Seed N accumulation is determined by seed dry matter and Ν concentration. In the present study, seed Ν yield variation was related with the differences in seed dry matter, as Ν concentration in seeds was less variable across treatments (ranging from 40 to 43 g kg‒1, data not shown). Thus, the higher seed Ν yield achieved by all legumes in 2014 was due to higher seed dry matter, because of more favorable growing conditions compared with 2015. Drought conditions in 2015 impaired seed N yield, on average, by 39% compared with 2014, with lentil suffering the greatest reduction (55%) and chickpea the least (19%). Chickpea had the highest seed N yield in both years. By this point of view, chickpea showed the highest N removal by seed harvesting (up to 112 kg ha‒1), a value that is slightly higher than what was reported for wheat (≈ 89 kg N ha‒1) in the region (Koutroubas et al. 2016). Species with high total aboveground N accumulation at maturity also had high seed N yield, that is in line with findings of previous studies (Giunta et al. 2009). On the other hand, NHI was an influential factor determining seed N yield only under drought conditions.

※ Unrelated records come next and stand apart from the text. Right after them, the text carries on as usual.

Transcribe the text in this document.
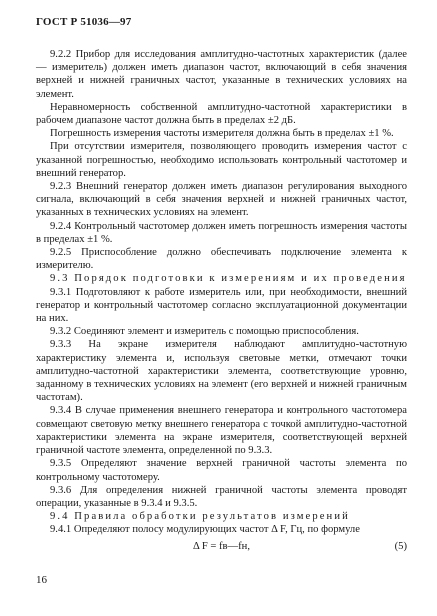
ГОСТ Р 51036—97

9.2.2 Прибор для исследования амплитудно-частотных характеристик (далее — измеритель) должен иметь диапазон частот, включающий в себя значения верхней и нижней граничных частот, указанные в технических условиях на элемент.

Неравномерность собственной амплитудно-частотной характеристики в рабочем диапазоне частот должна быть в пределах ±2 дБ.

Погрешность измерения частоты измерителя должна быть в пределах ±1 %.

При отсутствии измерителя, позволяющего проводить измерения частот с указанной погрешностью, необходимо использовать контрольный частотомер и внешний генератор.

9.2.3 Внешний генератор должен иметь диапазон регулирования выходного сигнала, включающий в себя значения верхней и нижней граничных частот, указанных в технических условиях на элемент.

9.2.4 Контрольный частотомер должен иметь погрешность измерения частоты в пределах ±1 %.

9.2.5 Приспособление должно обеспечивать подключение элемента к измерителю.

9.3 Порядок подготовки к измерениям и их проведения

9.3.1 Подготовляют к работе измеритель или, при необходимости, внешний генератор и контрольный частотомер согласно эксплуатационной документации на них.

9.3.2 Соединяют элемент и измеритель с помощью приспособления.

9.3.3 На экране измерителя наблюдают амплитудно-частотную характеристику элемента и, используя световые метки, отмечают точки амплитудно-частотной характеристики элемента, соответствующие уровню, заданному в технических условиях на элемент (его верхней и нижней граничным частотам).

9.3.4 В случае применения внешнего генератора и контрольного частотомера совмещают световую метку внешнего генератора с точкой амплитудно-частотной характеристики элемента на экране измерителя, соответствующей верхней граничной частоте элемента, определенной по 9.3.3.

9.3.5 Определяют значение верхней граничной частоты элемента по контрольному частотомеру.

9.3.6 Для определения нижней граничной частоты элемента проводят операции, указанные в 9.3.4 и 9.3.5.

9.4 Правила обработки результатов измерений

9.4.1 Определяют полосу модулирующих частот Δ F, Гц, по формуле

Δ F = fв—fн,	(5)
16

Within-species differences were generally less pronounced than those among species in most traits studied. The cultivar differences in NUtE for lentil and field pea during the drier year were noteworthy. By this point of view, the lentil cv. Samos and the field pea cv. Vermio should be preferred to improve nitrogen utilization in dry environments. However, because only two cultivars of each legume were used in the present study, more research with a larger group of cultivars is required to investigate within-species variation and the possibility of improving NUtE through breeding.

5 Conclusions

Legumes are ideal plants for crop rotation, yet studies until now have only considered isolated facets of nutrition and sustainability. In the present study, grain legumes differed in their patterns of nitrogen accumulation and utilization, which were also greatly influenced by environmental factors. Water stress inhibited nodulation and suppressed early nitrogen accumulation in all species studied, with chickpea maintaining a high number and mass of nodules even under drought conditions. Despite the ability of legumes to fix atmospheric nitrogen, pre-podding nitrogen accumulation was a key factor for seed nutrition through the translocation of nitrogen from vegetative storage tissues. Nitrogen translocation was highly dependent both on the ability of the source to supply nitrogen that could potentially be translocated to seeds and on the nitrogen requirements of the sink. Chickpea demonstrated a consistently high nitrogen utilization efficiency regardless of the growing conditions, highlighting its potential role in enhancing the sustainability of agroecosystems in the semiarid Mediterranean regions. In an era where climate change is causing unstable weather, the environmental stability of chickpea is highly encouraging.